3.木質バイオマスエネルギーの進捗と日本の森林林業に与える影響

 FITの開始時、木質バイオマス発電については、石炭混焼のもの、建築廃棄物発電3以外の大規模なものはなかった。

 FITの開始後、国内の木質バイオマスを活用した最初の発電所は、福島県に所在するグリーン発電会津4であるが、その後続々と建設が進められ、現在は100を超える発電所が稼働している

 木質バイオマス発電の進捗の電力供給面での貢献は、発電した分だけの再生可能エネルギーを供給できていることに加えて、石炭火力発電と同様、安定電源として常時発電ができること、燃料を投入するしないで発電するしないをコントロールできることなどのメリットがある。

 但し、日本の必要な発電量に占める割合はごくわずかに過ぎない。国内資源を使うことを前提とする限り、量的な限界がある。

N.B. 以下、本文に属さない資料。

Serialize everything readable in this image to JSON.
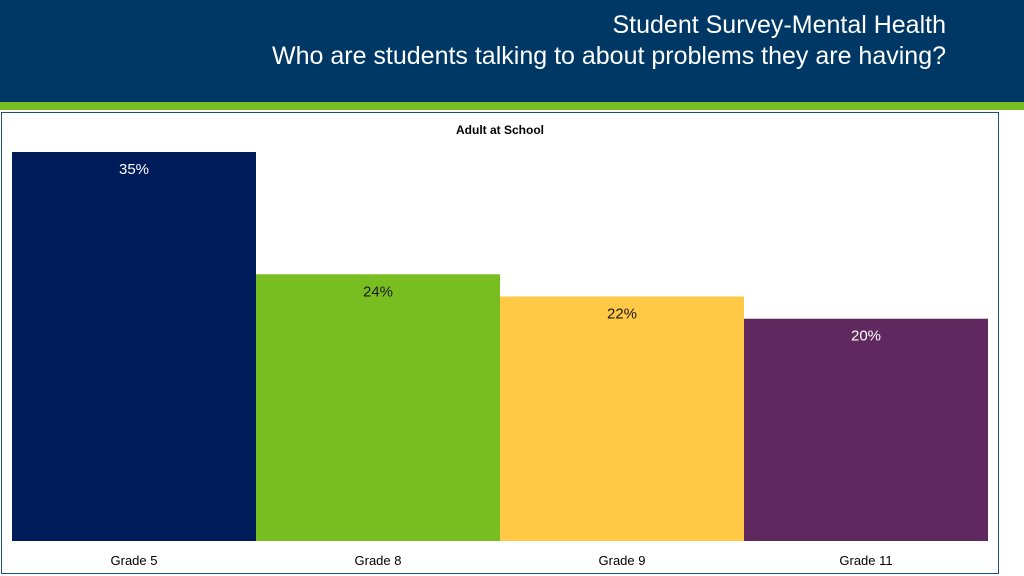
{
  "header": {
    "line1": "Student Survey-Mental Health",
    "line2": "Who are students talking to about problems they are having?"
  },
  "colors": {
    "header_bg": "#003865",
    "accent": "#78be20",
    "bars": [
      "#001b5a",
      "#78be20",
      "#ffc845",
      "#5f295f"
    ],
    "label_light": "#ffffff",
    "label_dark": "#1a1a1a"
  },
  "chart_data": {
    "type": "bar",
    "title": "Adult at School",
    "categories": [
      "Grade 5",
      "Grade 8",
      "Grade 9",
      "Grade 11"
    ],
    "values": [
      35,
      24,
      22,
      20
    ],
    "value_labels": [
      "35%",
      "24%",
      "22%",
      "20%"
    ],
    "ylim": [
      0,
      35
    ],
    "grid": false,
    "legend": "none",
    "xlabel": "",
    "ylabel": ""
  }
}
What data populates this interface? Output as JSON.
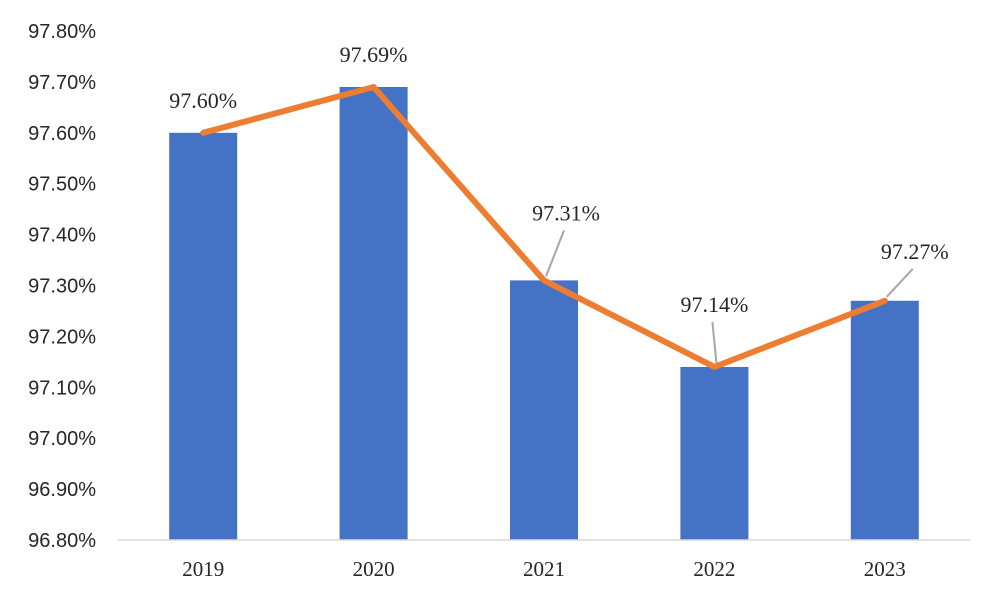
{
  "chart_data": {
    "type": "bar",
    "categories": [
      "2019",
      "2020",
      "2021",
      "2022",
      "2023"
    ],
    "series": [
      {
        "type": "bar",
        "values": [
          97.6,
          97.69,
          97.31,
          97.14,
          97.27
        ],
        "color": "#4472C4"
      },
      {
        "type": "line",
        "values": [
          97.6,
          97.69,
          97.31,
          97.14,
          97.27
        ],
        "color": "#ED7D31"
      }
    ],
    "data_labels": [
      "97.60%",
      "97.69%",
      "97.31%",
      "97.14%",
      "97.27%"
    ],
    "y_ticks": [
      "97.80%",
      "97.70%",
      "97.60%",
      "97.50%",
      "97.40%",
      "97.30%",
      "97.20%",
      "97.10%",
      "97.00%",
      "96.90%",
      "96.80%"
    ],
    "ylim": [
      96.8,
      97.8
    ],
    "title": "",
    "xlabel": "",
    "ylabel": "",
    "grid": false,
    "legend": "none"
  }
}
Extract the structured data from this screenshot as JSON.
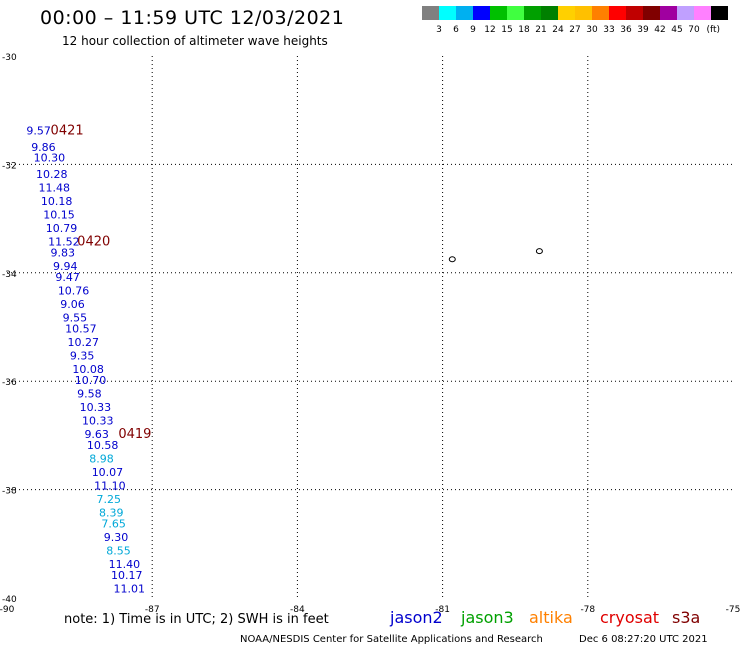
{
  "header": {
    "title": "00:00 – 11:59 UTC 12/03/2021",
    "subtitle": "12 hour collection of altimeter wave heights"
  },
  "colorbar": {
    "colors": [
      "#808080",
      "#00ffff",
      "#00b0f0",
      "#0000ff",
      "#00c000",
      "#40ff40",
      "#00a000",
      "#008000",
      "#ffd000",
      "#ffc000",
      "#ff8000",
      "#ff0000",
      "#c00000",
      "#800000",
      "#a000a0",
      "#c0a0ff",
      "#ff80ff",
      "#000000"
    ],
    "labels": [
      "3",
      "6",
      "9",
      "12",
      "15",
      "18",
      "21",
      "24",
      "27",
      "30",
      "33",
      "36",
      "39",
      "42",
      "45",
      "70"
    ],
    "unit": "(ft)"
  },
  "chart_data": {
    "type": "scatter",
    "xlim": [
      -90,
      -75
    ],
    "ylim": [
      -40,
      -30
    ],
    "x_ticks": [
      -90,
      -87,
      -84,
      -81,
      -78,
      -75
    ],
    "y_ticks": [
      -30,
      -32,
      -34,
      -36,
      -38,
      -40
    ],
    "grid": true,
    "colors": {
      "jason2": "#0000cd",
      "jason3": "#00a000",
      "altika": "#ff8000",
      "cryosat": "#e00000",
      "s3a": "#800000",
      "cyan": "#00a8d8",
      "time": "#800000"
    },
    "points": [
      {
        "lon": -89.6,
        "lat": -31.45,
        "value": "9.57",
        "color": "jason2"
      },
      {
        "lon": -89.5,
        "lat": -31.75,
        "value": "9.86",
        "color": "jason2"
      },
      {
        "lon": -89.45,
        "lat": -31.95,
        "value": "10.30",
        "color": "jason2"
      },
      {
        "lon": -89.4,
        "lat": -32.25,
        "value": "10.28",
        "color": "jason2"
      },
      {
        "lon": -89.35,
        "lat": -32.5,
        "value": "11.48",
        "color": "jason2"
      },
      {
        "lon": -89.3,
        "lat": -32.75,
        "value": "10.18",
        "color": "jason2"
      },
      {
        "lon": -89.25,
        "lat": -33.0,
        "value": "10.15",
        "color": "jason2"
      },
      {
        "lon": -89.2,
        "lat": -33.25,
        "value": "10.79",
        "color": "jason2"
      },
      {
        "lon": -89.15,
        "lat": -33.5,
        "value": "11.52",
        "color": "jason2"
      },
      {
        "lon": -89.1,
        "lat": -33.7,
        "value": "9.83",
        "color": "jason2"
      },
      {
        "lon": -89.05,
        "lat": -33.95,
        "value": "9.94",
        "color": "jason2"
      },
      {
        "lon": -89.0,
        "lat": -34.15,
        "value": "9.47",
        "color": "jason2"
      },
      {
        "lon": -88.95,
        "lat": -34.4,
        "value": "10.76",
        "color": "jason2"
      },
      {
        "lon": -88.9,
        "lat": -34.65,
        "value": "9.06",
        "color": "jason2"
      },
      {
        "lon": -88.85,
        "lat": -34.9,
        "value": "9.55",
        "color": "jason2"
      },
      {
        "lon": -88.8,
        "lat": -35.1,
        "value": "10.57",
        "color": "jason2"
      },
      {
        "lon": -88.75,
        "lat": -35.35,
        "value": "10.27",
        "color": "jason2"
      },
      {
        "lon": -88.7,
        "lat": -35.6,
        "value": "9.35",
        "color": "jason2"
      },
      {
        "lon": -88.65,
        "lat": -35.85,
        "value": "10.08",
        "color": "jason2"
      },
      {
        "lon": -88.6,
        "lat": -36.05,
        "value": "10.70",
        "color": "jason2"
      },
      {
        "lon": -88.55,
        "lat": -36.3,
        "value": "9.58",
        "color": "jason2"
      },
      {
        "lon": -88.5,
        "lat": -36.55,
        "value": "10.33",
        "color": "jason2"
      },
      {
        "lon": -88.45,
        "lat": -36.8,
        "value": "10.33",
        "color": "jason2"
      },
      {
        "lon": -88.4,
        "lat": -37.05,
        "value": "9.63",
        "color": "jason2"
      },
      {
        "lon": -88.35,
        "lat": -37.25,
        "value": "10.58",
        "color": "jason2"
      },
      {
        "lon": -88.3,
        "lat": -37.5,
        "value": "8.98",
        "color": "cyan"
      },
      {
        "lon": -88.25,
        "lat": -37.75,
        "value": "10.07",
        "color": "jason2"
      },
      {
        "lon": -88.2,
        "lat": -38.0,
        "value": "11.10",
        "color": "jason2"
      },
      {
        "lon": -88.15,
        "lat": -38.25,
        "value": "7.25",
        "color": "cyan"
      },
      {
        "lon": -88.1,
        "lat": -38.5,
        "value": "8.39",
        "color": "cyan"
      },
      {
        "lon": -88.05,
        "lat": -38.7,
        "value": "7.65",
        "color": "cyan"
      },
      {
        "lon": -88.0,
        "lat": -38.95,
        "value": "9.30",
        "color": "jason2"
      },
      {
        "lon": -87.95,
        "lat": -39.2,
        "value": "8.55",
        "color": "cyan"
      },
      {
        "lon": -87.9,
        "lat": -39.45,
        "value": "11.40",
        "color": "jason2"
      },
      {
        "lon": -87.85,
        "lat": -39.65,
        "value": "10.17",
        "color": "jason2"
      },
      {
        "lon": -87.8,
        "lat": -39.9,
        "value": "11.01",
        "color": "jason2"
      }
    ],
    "time_labels": [
      {
        "lon": -89.1,
        "lat": -31.45,
        "value": "0421"
      },
      {
        "lon": -88.55,
        "lat": -33.5,
        "value": "0420"
      },
      {
        "lon": -87.7,
        "lat": -37.05,
        "value": "0419"
      }
    ],
    "islands": [
      {
        "lon": -80.8,
        "lat": -33.75
      },
      {
        "lon": -79.0,
        "lat": -33.6
      }
    ]
  },
  "legend": {
    "note": "note:  1) Time is in UTC;  2) SWH is in feet",
    "satellites": [
      {
        "name": "jason2",
        "color": "#0000cd"
      },
      {
        "name": "jason3",
        "color": "#00a000"
      },
      {
        "name": "altika",
        "color": "#ff8000"
      },
      {
        "name": "cryosat",
        "color": "#e00000"
      },
      {
        "name": "s3a",
        "color": "#800000"
      }
    ]
  },
  "footer": {
    "credit": "NOAA/NESDIS Center for Satellite Applications and Research",
    "date": "Dec  6 08:27:20 UTC 2021"
  }
}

 一方、日本の林業の観点からすると大きな意義があると考えられる。

 林業は木材を生産することを主要な目的としているが、品質の良くない木材、間伐材、林地残材、製材中に発生する端材などさまざまなものが発生する。

 その一部はチップ化され製紙の原料になったりしていたが、その需要は大きくなく価格も抑えられ、経営に悪影響を与えるとともに、木材の収穫時に林地に残材をたくさん残すような状況が生じていた。

 木質バイオマス発電の燃料としての木材は、まっすぐである必要もなく、節がない必要もない。いわば炭素を含んでいる木質でありさえすればいいということで森林から生まれる資源の底支え機能があると考えられる。

 現に、日本の林業においては、この新しい用途の開発もあり、次図のように木材自給率が年々上昇している5



4.木質バイオマス発電の今後の展開について

 木質バイオマス発電については、資源量の限界の問題、国内資源利用型と輸入資源利用型の問題、発電と熱利用も問題、大型発電と小型発電の問題などいくつかの論点があるが、それらは別の機会に譲り、本稿では地域の雇用と経済の観点から今後の展開についての考えを述べてみることとする。

 木質バイオマス発電所ができることにより、地域には、発電所に勤める従業員、伐り出した木材をチップ化する工場の従業員、木材・チップを運搬する従業員、林業従事者の雇用が発生する。これらに関連する仕事も発生する。 これは地域にとっては大きな雇用であり、地域経済を活性化させることに大きく役立つと考えられる。

 林業にとってみれば、いわゆる裾ものにも価値ができることになり、品質のいいものはそれ向けの市場へ、これまでは放置せざるを得なかったものもバイオマス発電用にということで、施業できる地域が広がることにもつながる。現場の声として聴いたのは、伐採後の現場に放置される残材がみな発電用に運び出されるために次の植林もしやすくなったということもある。

 翻って考えると、森林・林業地帯の資源を活用して富を生み出すことを総合的に考えていくことは現代において極めて重要である。従来の木材需要に対する伐採、木質バイオマス発電用の伐採だけでなく、森林セラピーや観光などの資源活用も重要である。

 このように考えていくと、更に森林地域の風力資源も地域振興の観点からの活用をさらに検討していくべきだと考えられる。

 例えば、風力発電を行うのと木質バイオマス発電を行うことは、規模の違いはあるが地域に対するプラスとマイナスの効果が似ている面があり、地域の意識醸成についても似た点がある。

 各再生可能エネルギーのほうからどこでやるのがいいかというのを考えるだけではなく、各地域が、自分の地域はどんな資源を活用して経済を回していくのか、再生可能エネルギーにチャレンジするのなら、何と何を扱うのか、地域自身が検討することが重要であり、地域自身が検討するための支援を国や地方公共団体はしていくべき時期になっていると考えられる。


1日本語では「半炭化」を意味し、木質バイオマスを加熱し炭素成分が多い燃料にすることをいう。トレファクションペレットは重量当たりのエネルギー密度は木質ペレットの約1.3倍になる。

2経済産業省2021年3月24日付ニュースリリースより。

3建築廃棄物発電については、市原グリーン電力が2005年に稼働していた。

4約5,000kWの発電能力を持ち、2012年に商用運転を開始した。